The river shrimp reaches full growth at about three inches but most of those caught for bait are less than that, being about one and a half to two inches long. There is some evidence that they had a place on the table but that may have been limited by the fact that they are mild flavored and rather small for human consumption. There are several ways to catch them including bushes, boxes, burlap sacks, wire traps and dipping the submerged roots of trees.
The most common way, and least laborious in the short run, was the use of myrtle bushes. Neg Sauce was born in 1924, and he vouches for the fact that shrimp bushes were the way you learned to catch shrimp.
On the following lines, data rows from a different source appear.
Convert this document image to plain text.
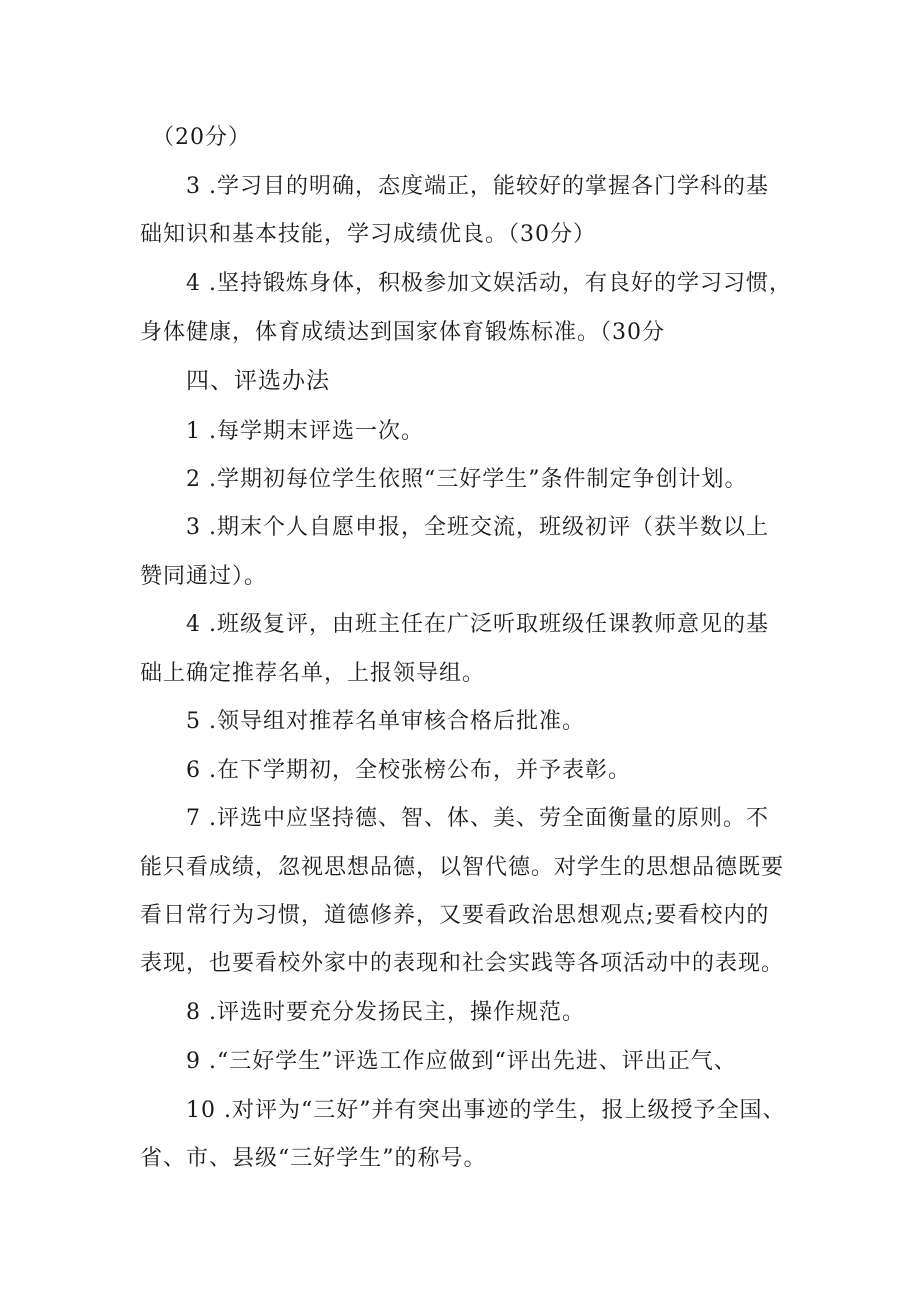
（20分）
3 .学习目的明确，态度端正，能较好的掌握各门学科的基
础知识和基本技能，学习成绩优良。（30分）
4 .坚持锻炼身体，积极参加文娱活动，有良好的学习习惯，
身体健康，体育成绩达到国家体育锻炼标准。（30分
四、评选办法
1 .每学期末评选一次。
2 .学期初每位学生依照“三好学生”条件制定争创计划。
3 .期末个人自愿申报，全班交流，班级初评（获半数以上
赞同通过）。
4 .班级复评，由班主任在广泛听取班级任课教师意见的基
础上确定推荐名单，上报领导组。
5 .领导组对推荐名单审核合格后批准。
6 .在下学期初，全校张榜公布，并予表彰。
7 .评选中应坚持德、智、体、美、劳全面衡量的原则。不
能只看成绩，忽视思想品德，以智代德。对学生的思想品德既要
看日常行为习惯，道德修养，又要看政治思想观点;要看校内的
表现，也要看校外家中的表现和社会实践等各项活动中的表现。
8 .评选时要充分发扬民主，操作规范。
9 .“三好学生”评选工作应做到“评出先进、评出正气、
10 .对评为“三好”并有突出事迹的学生，报上级授予全国、
省、市、县级“三好学生”的称号。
JD: That’s how you learned, when you learned, was with shrimp bushes? So it’s been around a while, huh? Fishin em just like we fish em now?

NS: Aw yeah, far as I remember. [laughs] Just like we do now.

You hear people talk of willow bushes, or “dips”, but the Myette Point fishermen used wax myrtle instead of willow. Wax myrtle is an evergreen shrub/tree that grows at the edge of a forest and/or along a river edge. The terminal branches tend to be very brushy and dense and even under water the dark green leaves adhere to the branches longer than those of willow. These myrtle branches were tied together into a thick brush ball and suspended in the river from poles cut and stuck into the bottom near the shallow bank at an angle of about 45 degrees. Usually in about three feet of water, the bushes were set to hang from poles and just clear the bottom a few inches – enough room to get a net under them without alerting the shrimp in the bush. The poles were traditionally made of willow because that was the most abundant tree that grew in the right shape to use, i.e. long and straight and narrow all the way up. A 15-foot pole would have a base only two or three inches wide. That has changed so that now a fisherman would have to use either sycamore or Chinese tallow for poles because of the taste that beavers have for willow. Beavers don’t seem to like the bark on either of these trees. So maybe there is some good use for the Chinese tallow after all. These bushes were dipped up in long-handled nets with rims 36 inches wide. At times it was necessary to string out 50 or even 100 of these bushes to assure the fisherman of enough bait. Later on, when ¼ inch hardware cloth became available, it was found that traps made from this were also effective. Some of these traps are shown here, as is granddaughter Ava Rose getting a serious look at river shrimp.

The river is at 11.5 feet on the Butte La Rose gauge, down from 12.5 feet last week. The Mississippi and Ohio are both falling hard so it looks like this water will fall out of the swamp and the crawfishermen will have to wait for more help from above.